My role was to record measurements and collect the samples taken (including skin, muscle, stomach contents, internal organs and ears) and to bag and label them individually so they could be frozen for bacteriology and histopathology analysis back at the lab. With all the data collected, a huge amount will be learned about this unfortunate pod. And while it was a fast-paced and productive week, the team also could not help but take the time to reflect on the sad situation that had unfolded.

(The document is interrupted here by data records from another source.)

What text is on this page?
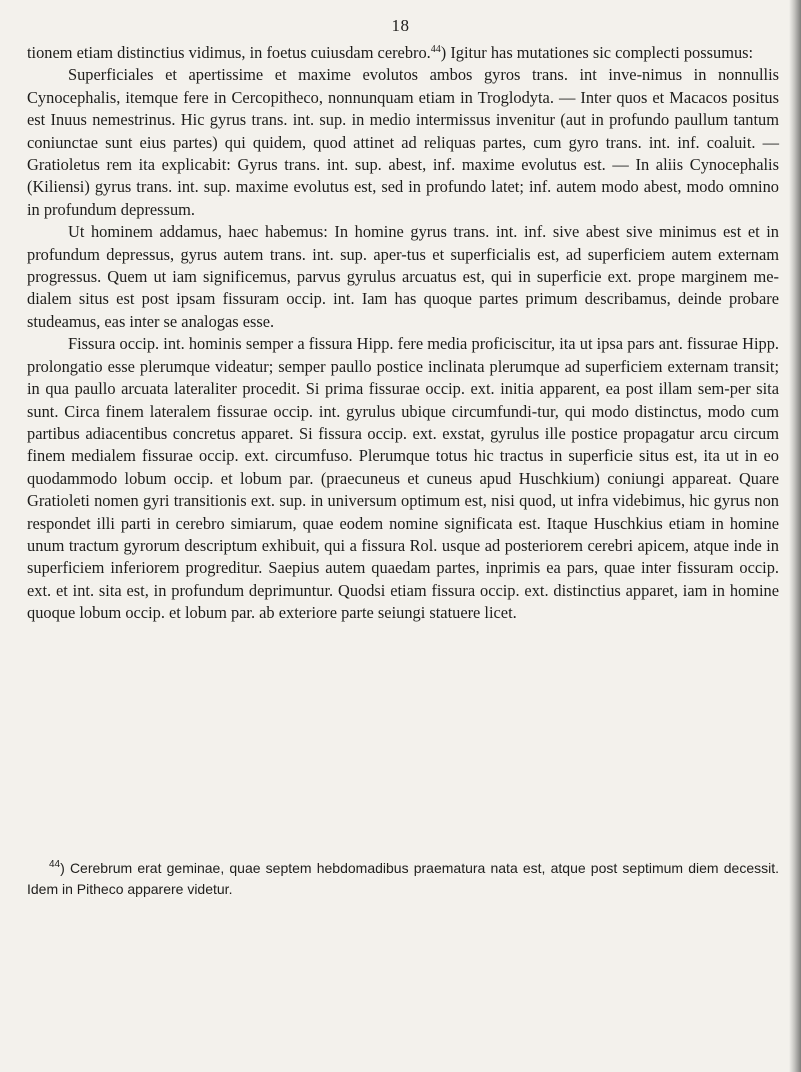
18

tionem etiam distinctius vidimus, in foetus cuiusdam cerebro.$^{44}$) Igitur has mutationes sic complecti possumus:

Superficiales et apertissime et maxime evolutos ambos gyros trans. int inve-nimus in nonnullis Cynocephalis, itemque fere in Cercopitheco, nonnunquam etiam in Troglodyta. — Inter quos et Macacos positus est Inuus nemestrinus. Hic gyrus trans. int. sup. in medio intermissus invenitur (aut in profundo paullum tantum coniunctae sunt eius partes) qui quidem, quod attinet ad reliquas partes, cum gyro trans. int. inf. coaluit. — Gratioletus rem ita explicabit: Gyrus trans. int. sup. abest, inf. maxime evolutus est. — In aliis Cynocephalis (Kiliensi) gyrus trans. int. sup. maxime evolutus est, sed in profundo latet; inf. autem modo abest, modo omnino in profundum depressum.

Ut hominem addamus, haec habemus: In homine gyrus trans. int. inf. sive abest sive minimus est et in profundum depressus, gyrus autem trans. int. sup. aper-tus et superficialis est, ad superficiem autem externam progressus. Quem ut iam significemus, parvus gyrulus arcuatus est, qui in superficie ext. prope marginem me-dialem situs est post ipsam fissuram occip. int. Iam has quoque partes primum describamus, deinde probare studeamus, eas inter se analogas esse.

Fissura occip. int. hominis semper a fissura Hipp. fere media proficiscitur, ita ut ipsa pars ant. fissurae Hipp. prolongatio esse plerumque videatur; semper paullo postice inclinata plerumque ad superficiem externam transit; in qua paullo arcuata lateraliter procedit. Si prima fissurae occip. ext. initia apparent, ea post illam sem-per sita sunt. Circa finem lateralem fissurae occip. int. gyrulus ubique circumfundi-tur, qui modo distinctus, modo cum partibus adiacentibus concretus apparet. Si fissura occip. ext. exstat, gyrulus ille postice propagatur arcu circum finem medialem fissurae occip. ext. circumfuso. Plerumque totus hic tractus in superficie situs est, ita ut in eo quodammodo lobum occip. et lobum par. (praecuneus et cuneus apud Huschkium) coniungi appareat. Quare Gratioleti nomen gyri transitionis ext. sup. in universum optimum est, nisi quod, ut infra videbimus, hic gyrus non respondet illi parti in cerebro simiarum, quae eodem nomine significata est. Itaque Huschkius etiam in homine unum tractum gyrorum descriptum exhibuit, qui a fissura Rol. usque ad posteriorem cerebri apicem, atque inde in superficiem inferiorem progreditur. Saepius autem quaedam partes, inprimis ea pars, quae inter fissuram occip. ext. et int. sita est, in profundum deprimuntur. Quodsi etiam fissura occip. ext. distinctius apparet, iam in homine quoque lobum occip. et lobum par. ab exteriore parte seiungi statuere licet.

$^{44}$) Cerebrum erat geminae, quae septem hebdomadibus praematura nata est, atque post septimum diem decessit. Idem in Pitheco apparere videtur.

They appeared to be a generally healthy group of whales, made up of all sizes from very large males to a small newborn calf, whose foetal folds were pronounced and whose tail was still somewhat curled from being inside their mother’s womb. A number of the females examined were lactating or pregnant – at least two contained foetuses that were just 5-6cm long – so the true death toll was unfortunately higher than the 55 whales identified on the beach.

The post-mortem examinations revealed that a female seems to have got into difficulty giving birth and this may have been what brought the pod ashore. Pilot whales live in incredibly sociable and strongly bonded groups. Often, tragically, when a sick or injured pilot whale comes ashore, the rest of the pod will follow.

Sarah sorting samples in the SMASS trailer

But what were these whales, typically found offshore, doing in coastal waters in the first place? Did some activity occur that brought them in from offshore waters that we do not know about? These questions are an important part of the investigation.

In 2008, a multi-species mass stranding of deep-diving species, including 22 pilot whales, happened across the UK and Ireland and, in this incident, military activities could not be ruled out.

In 2011, about 70 pilot whales came into coastal waters of the Kyle of Durness following military detonations taking place close by. There, 39 whales stranded, of which 20 were refloated and 19 subsequently died or were euthanised. The following year, in 2012, 26 whales stranded in Fife, where 10 were refloated and 16 sadly died. Two further strandings occurred in 2015, on Skye (five of 21 whales died) and in Inverness (four whales found in a considerably decomposed state). The pod off Skye also contained a female that showed signs of having difficulty giving birth.

Back in 1950, 147 pilot whales stranded and died on the East Lothian beach of Dunbar. Pilot whale strandings have happened in Scotland and in other parts of the world, perhaps most famously in New Zealand, for centuries. Often we do not understand why these deep-diving offshore whales come into shallow coastal waters and then strand. In some cases, the cause will be natural, but in others, human causes may be the reason. Often times we cannot get to the bottom of it. However, undertaking post-mortem exams are vital to provide as much detail as possible, to help fit together pieces of the jigsaw puzzle. As appropriate, this information can then be used to inform government decision-making.

SMASS will conclude the investigation in the coming weeks and months, investigating anthropogenic as well as natural causes for the stranding and subsequent deaths, and a report will be available in due course.